Updated: Aug 23, 2019
So, you want to begin a new life as a photographer, or maybe you just want to understand the basics of what all those buttons and dials on your new fancy DSLR camera do. Well you've come to the right place. We are about to go over the three pins a photographer juggles when they set an exposure, and discuss how to use those elements to make a photograph.
Even though we are only briefly touching each of these items, there is still a fair bit of information to take in and start practicing.
Okay, lets begin.
First I would like to say don't be discouraged or overwhelmed. Although there is a lot to know in order to consistently make amazing images, there are only 3 things you need to understand to get that perfect exposure, Shutter Speed, Aperture, and ISO. Each of these is a way to control how much light information makes it into the picture and each has its own set of side effects to that control. Now let's go over those 3 things, see what those "side effects" are, and how we can use them in our photos.
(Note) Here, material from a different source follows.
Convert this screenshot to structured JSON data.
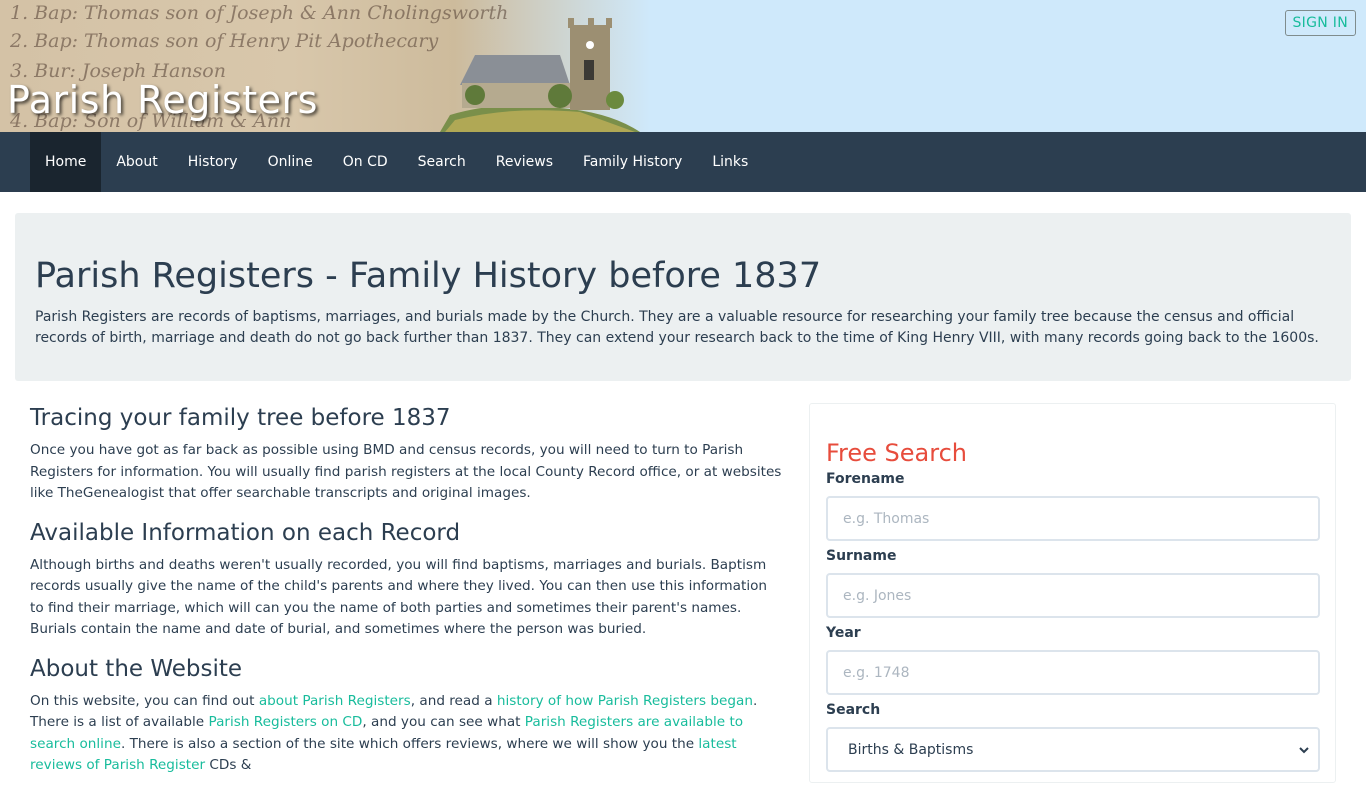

Shutter Speed is exactly that. Its how long the shutter stays open to let light reach the sensor. It is shown either as seconds or a fraction of a second. I think we can easily see how that provides more light information but the trade off is motion blur. The longer you keep the shutter open the more time the light from an object has to move across your image.
Motion blur can absolutely destroy an otherwise perfect photo. But on the other hand, properly used motion blur can be the very thing that makes an otherwise mundane photo, perfect.
Aperture aka f-stop
Aperture is how big of an opening the shutter makes while it is open. The bigger the opening is the more light it will let in. Changing the aperture will change the depth of field, or what the length of the area that is in focus is.
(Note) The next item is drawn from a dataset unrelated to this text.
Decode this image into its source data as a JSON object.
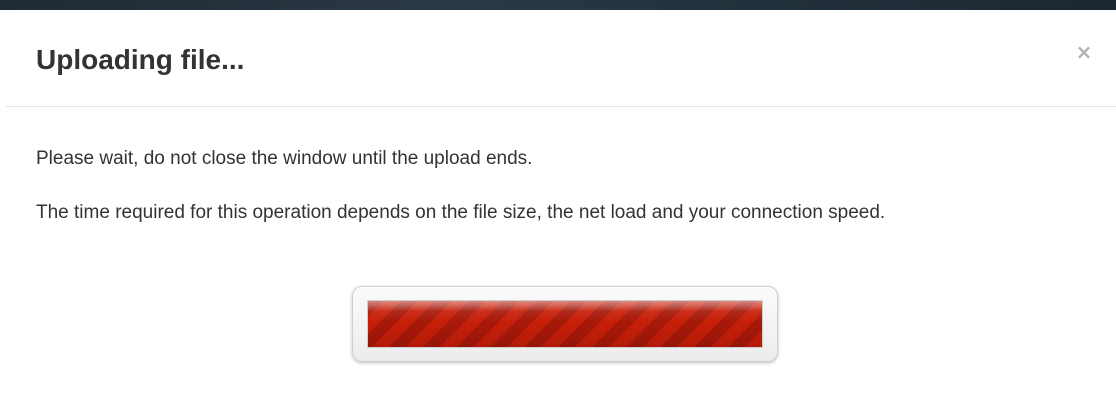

Having a smaller aperture (larger number e.g. f/22) will let in less light but gives you a larger area in focus, a larger depth of field.
Having a larger aperture (smaller number e.g. f/1.2) will let in more light, decrease the depth of field and introduce an effect known as Bokeh.
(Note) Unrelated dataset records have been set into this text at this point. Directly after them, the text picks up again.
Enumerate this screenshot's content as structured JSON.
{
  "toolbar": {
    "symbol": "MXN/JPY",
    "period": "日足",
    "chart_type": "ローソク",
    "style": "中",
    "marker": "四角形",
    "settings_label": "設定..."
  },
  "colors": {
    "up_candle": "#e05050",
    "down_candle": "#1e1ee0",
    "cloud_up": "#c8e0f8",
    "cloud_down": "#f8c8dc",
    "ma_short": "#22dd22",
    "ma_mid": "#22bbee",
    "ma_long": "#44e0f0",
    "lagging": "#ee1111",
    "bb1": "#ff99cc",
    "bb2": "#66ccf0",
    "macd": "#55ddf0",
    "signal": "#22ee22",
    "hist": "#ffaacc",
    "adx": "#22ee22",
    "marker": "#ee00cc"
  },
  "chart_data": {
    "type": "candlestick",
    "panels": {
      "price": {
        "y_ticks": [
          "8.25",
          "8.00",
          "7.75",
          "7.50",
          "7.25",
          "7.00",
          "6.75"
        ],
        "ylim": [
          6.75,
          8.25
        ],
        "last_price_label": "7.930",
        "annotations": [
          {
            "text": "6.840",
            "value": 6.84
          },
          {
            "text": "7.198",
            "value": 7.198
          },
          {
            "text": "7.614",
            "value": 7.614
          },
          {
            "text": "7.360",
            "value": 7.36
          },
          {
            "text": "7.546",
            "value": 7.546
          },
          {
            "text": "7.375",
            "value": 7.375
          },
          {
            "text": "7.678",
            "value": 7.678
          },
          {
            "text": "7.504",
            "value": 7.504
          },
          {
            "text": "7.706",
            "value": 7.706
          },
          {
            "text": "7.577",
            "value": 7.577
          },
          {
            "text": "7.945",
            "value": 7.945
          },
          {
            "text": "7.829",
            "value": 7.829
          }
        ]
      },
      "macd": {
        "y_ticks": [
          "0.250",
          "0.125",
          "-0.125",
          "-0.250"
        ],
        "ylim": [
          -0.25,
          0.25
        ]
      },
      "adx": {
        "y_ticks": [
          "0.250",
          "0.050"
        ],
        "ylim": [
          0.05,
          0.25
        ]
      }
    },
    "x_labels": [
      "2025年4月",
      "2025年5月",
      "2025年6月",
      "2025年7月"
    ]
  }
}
Bokeh is achieved when the subject is in focus but the background is completely or almost completely blurred. This makes for a softer, and often more appealing, background and removes things that may otherwise distract from the subject.
This refers to the the sensitivity of the camera's sensor. The higher the ISO the more sensitive it is to light. Unfortunately, the more sensitive you make it the more noise you introduce to your picture.
This isn't to say that your image is going to start humming or say hello, though good photographs have been known to "really speak" to the viewer. In photography, noise refers to the grainy or not smooth appearance that images can get, especially when taken in low light.
The left image shows lots of grain, or noise, where the image on the right has none.
Like the other elements, noise doesn't automatically make a bad picture. Its all about intent, personal style, and personal opinion. This is art after all.
Now you are ready to start playing around with the manual settings and find, balancing within this triangle of light control, your perfect exposure.